Ни у кого из чайковцев еще не возникала мысль о терроре, но и просветительская эта работа грозила неисчислимыми бедами. Предательство подстерегало на каждом шагу. Студент Низовкин, не принятый в сообщество чайковцев, но тоже организовавший кружки самообразования среди рабочих, при аресте не только выдал, но и оклеветал товарищей, читавших лекции в его доме. Рабочих арестовывали, сажали в тюрьмы, ссылали в Сибирь.
Катя Дубенская, выпущенная на поруки после ареста, взяла с него клятву, что, если за ней придут еще раз, он застрелит ее, но не отдаст жандармам. На всю жизнь запомнилось это мальчишеское безрассудство. Они сидели вдвоем, раздался резкий звонок, никто из товарищей не мог так звонить. Звонок условный — как пароль. Позвонили еще раз. «Я жду,— сказала Катя. — Ты обещал». И он, страшно вспомнить, приложил дуло пистолета к ее виску. В переднюю протопала хозяйка, крикнула через секунду: «Ножи точить надо? Точильщик пришел!» Катя отшатнулась, а он метался по комнате и только повторял: «Хорош бы я был! Хорош бы я был!..»
Он отодвинул рукопись. Какая тишина в доме! Кто это выдумал, что тишина беззвучна! Она звенит, гудит, грохочет, как волна, разбивающаяся о камни. Она великодушна — щадит твое одиночество. Впрочем, все вздор. Просто кровь приливает к голове. Не надо бы так часто предаваться воспоминаниям. И работать по ночам не надо.
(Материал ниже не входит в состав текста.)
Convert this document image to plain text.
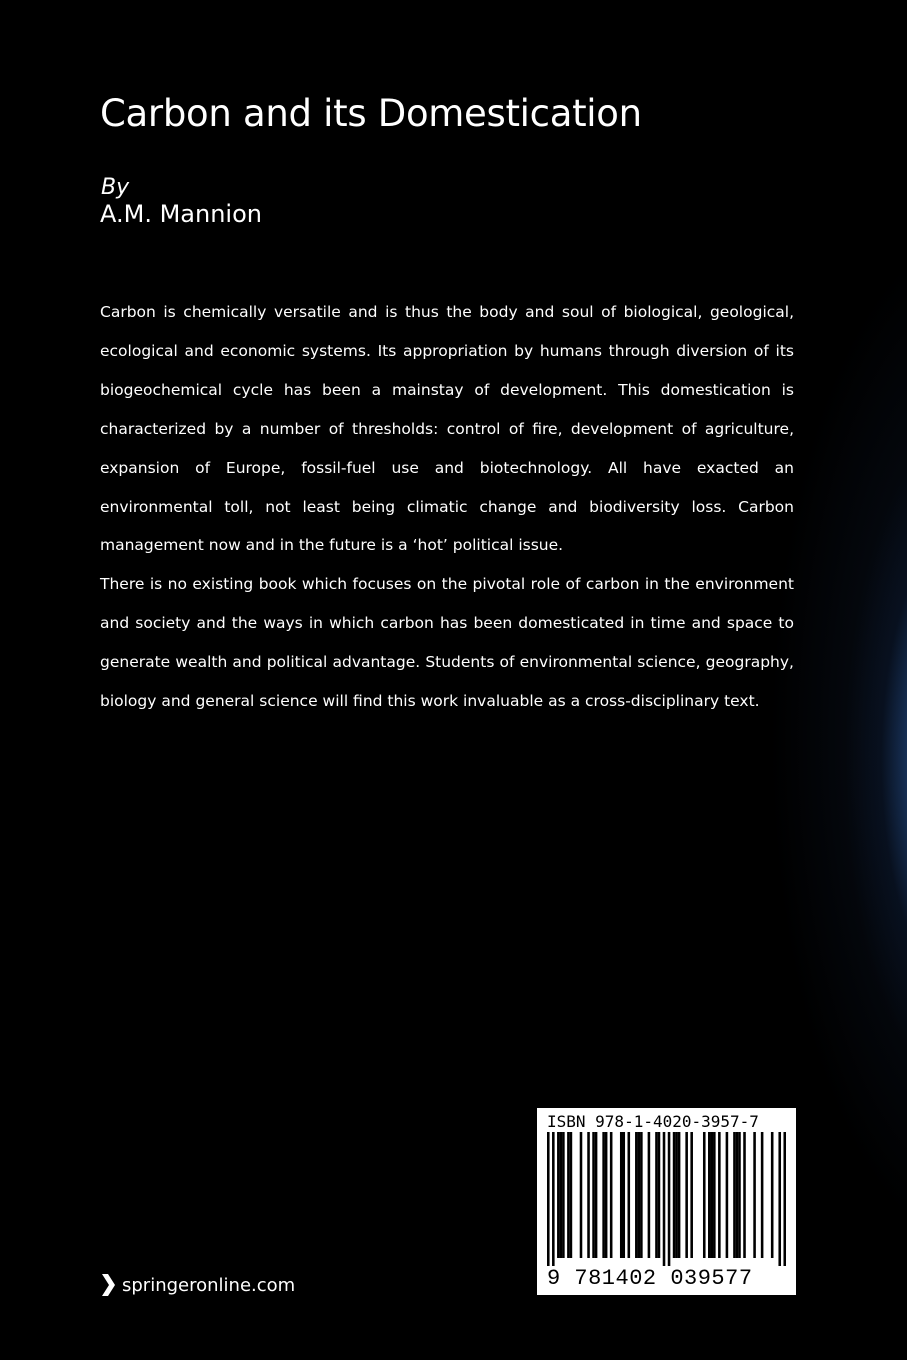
Carbon and its Domestication
By
A.M. Mannion

Carbon is chemically versatile and is thus the body and soul of biological, geological, ecological and economic systems. Its appropriation by humans through diversion of its biogeochemical cycle has been a mainstay of development. This domestication is characterized by a number of thresholds: control of fire, development of agriculture, expansion of Europe, fossil-fuel use and biotechnology. All have exacted an environmental toll, not least being climatic change and biodiversity loss. Carbon management now and in the future is a ‘hot’ political issue.

There is no existing book which focuses on the pivotal role of carbon in the environment and society and the ways in which carbon has been domesticated in time and space to generate wealth and political advantage. Students of environmental science, geography, biology and general science will find this work invaluable as a cross-disciplinary text.

springeronline.com
ISBN 978-1-4020-3957-7
9 781402 039577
Второе рождение книги... Но много ли он изменил в ней, хотя сам за эти годы изменился? В чем-то стал ближе к Плеханову и Вере. Нет прежней неколебимой уверенности в решающей роли личности для хода истории. Стефановича прояснил, а «профиль» Засулич оставил неприкосновенным. По-прежнему писал, что она слишком сосредоточена на себе, чтобы влиять на других. Самый ее идеализм, столь высокий и плодотворный, заставляющий ее жаждать чего-то значительного, великого, мешает ей посвятить себя повседневной работе, часто мелкой и нудной, той работе, какой так самоотверженно отдавались народовольцы. А ведь, может, это суждение ошибочное, неправда или не вся правда? Может, более всего ей мешали идейные разногласия?
Стареешь помаленьку, а зрелость — пора сомнений. Сложность жизни делается виднее.
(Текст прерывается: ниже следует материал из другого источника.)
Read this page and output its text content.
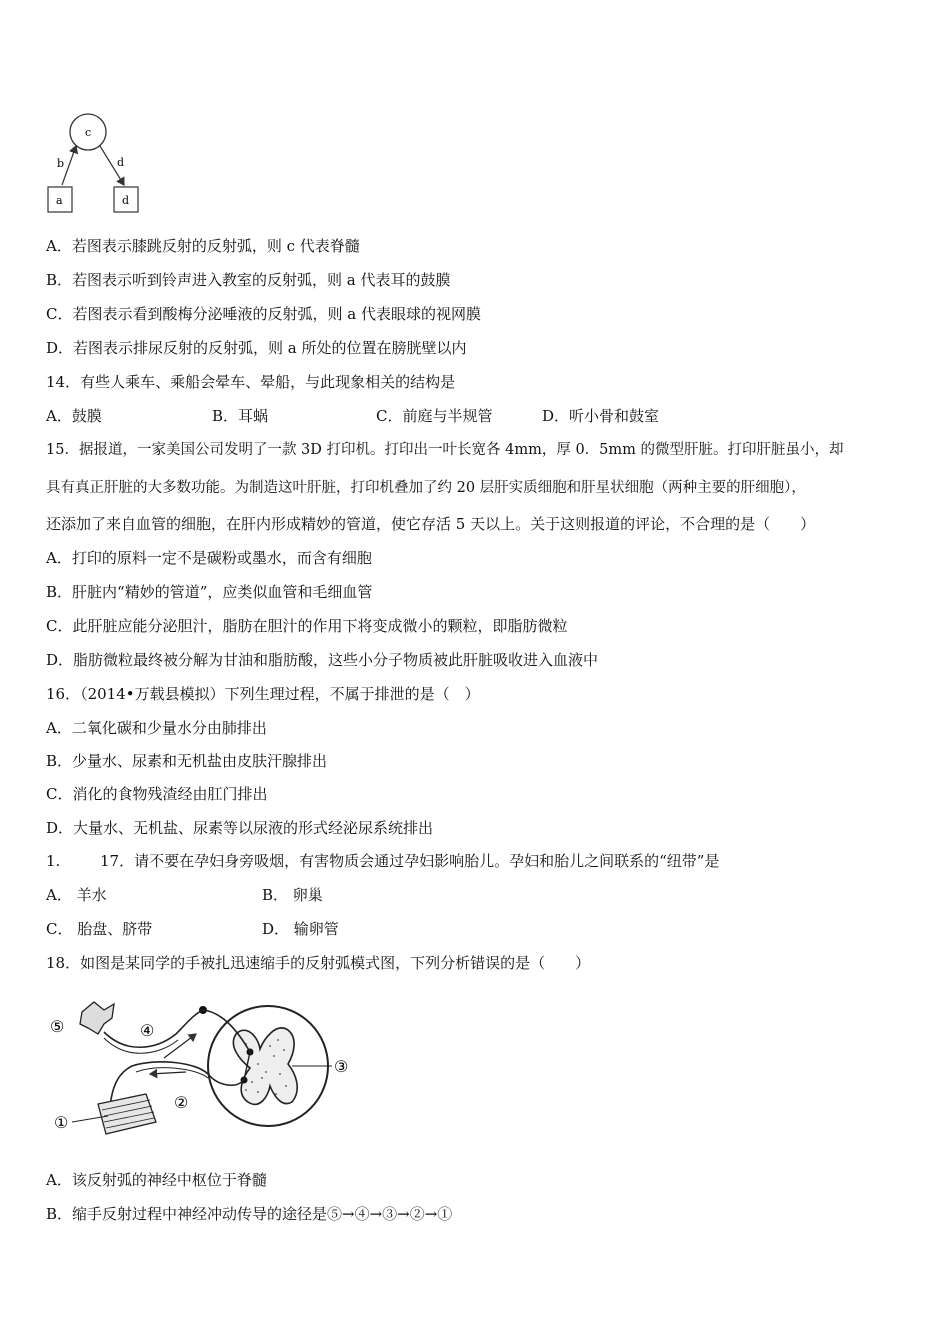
c
b	d
a	d
A．若图表示膝跳反射的反射弧，则 c 代表脊髓
B．若图表示听到铃声进入教室的反射弧，则 a 代表耳的鼓膜
C．若图表示看到酸梅分泌唾液的反射弧，则 a 代表眼球的视网膜
D．若图表示排尿反射的反射弧，则 a 所处的位置在膀胱壁以内
14．有些人乘车、乘船会晕车、晕船，与此现象相关的结构是
A．鼓膜	B．耳蜗	C．前庭与半规管	D．听小骨和鼓室
15．据报道，一家美国公司发明了一款 3D 打印机。打印出一叶长宽各 4mm，厚 0．5mm 的微型肝脏。打印肝脏虽小，却
具有真正肝脏的大多数功能。为制造这叶肝脏，打印机叠加了约 20 层肝实质细胞和肝星状细胞（两种主要的肝细胞），
还添加了来自血管的细胞，在肝内形成精妙的管道，使它存活 5 天以上。关于这则报道的评论，不合理的是（　　）
A．打印的原料一定不是碳粉或墨水，而含有细胞
B．肝脏内“精妙的管道”，应类似血管和毛细血管
C．此肝脏应能分泌胆汁，脂肪在胆汁的作用下将变成微小的颗粒，即脂肪微粒
D．脂肪微粒最终被分解为甘油和脂肪酸，这些小分子物质被此肝脏吸收进入血液中
16．（2014•万载县模拟）下列生理过程，不属于排泄的是（　）
A．二氧化碳和少量水分由肺排出
B．少量水、尿素和无机盐由皮肤汗腺排出
C．消化的食物残渣经由肛门排出
D．大量水、无机盐、尿素等以尿液的形式经泌尿系统排出
1.	17．请不要在孕妇身旁吸烟，有害物质会通过孕妇影响胎儿。孕妇和胎儿之间联系的“纽带”是
A． 羊水	B． 卵巢
C． 胎盘、脐带	D． 输卵管
18．如图是某同学的手被扎迅速缩手的反射弧模式图，下列分析错误的是（　　）
⑤	④
③
②
①
A．该反射弧的神经中枢位于脊髓
B．缩手反射过程中神经冲动传导的途径是⑤→④→③→②→①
Он перелистал страницы, остановился на последнем абзаце в портрете Лизогуба: «В нашей партии Стефанович был организатор; Клеменц — мыслитель; Осинский — воин; Кропоткин — агитатор; Дмитрий же Лизогуб был святой». Хорошо сказано. Тут ни убавить, ни прибавить. И надо только поблагодарить судьбу за то, что она ввергла его в круг таких людей.
Топор под лавкой
Подбоченившись одной рукой, делая другой округлый приглашающий жест, Гуденко легко приплясывал, беззвучно притопывал, вполголоса напевал: «Вдоль по улице метелица метет, за метелицей мой миленький идет...» И хотя щеки его побагровели, белокурые колечки кудрей прилипли к вспотевшему лбу, лицо его выражало полное благодушие и умиротворенность. Сергей Геннадиевич Курочкин, наборщик-гарибальдиец из типографии Фонда вольной русской прессы, дирижировал своей шапочкой с пером серьезно и сосредоточенно.
Два бронзовых сфинкса, лежащие на черных мраморных постаментах у дверей зала медалей и монет Британского музея, смотрели на эту сцену с непроницаемым видом.
Других свидетелей происходящего не было.
Причиной столь неожиданного поведения двух приятелей, давно перешагнувших шаловливый школьный возраст, было пари a discretion[3]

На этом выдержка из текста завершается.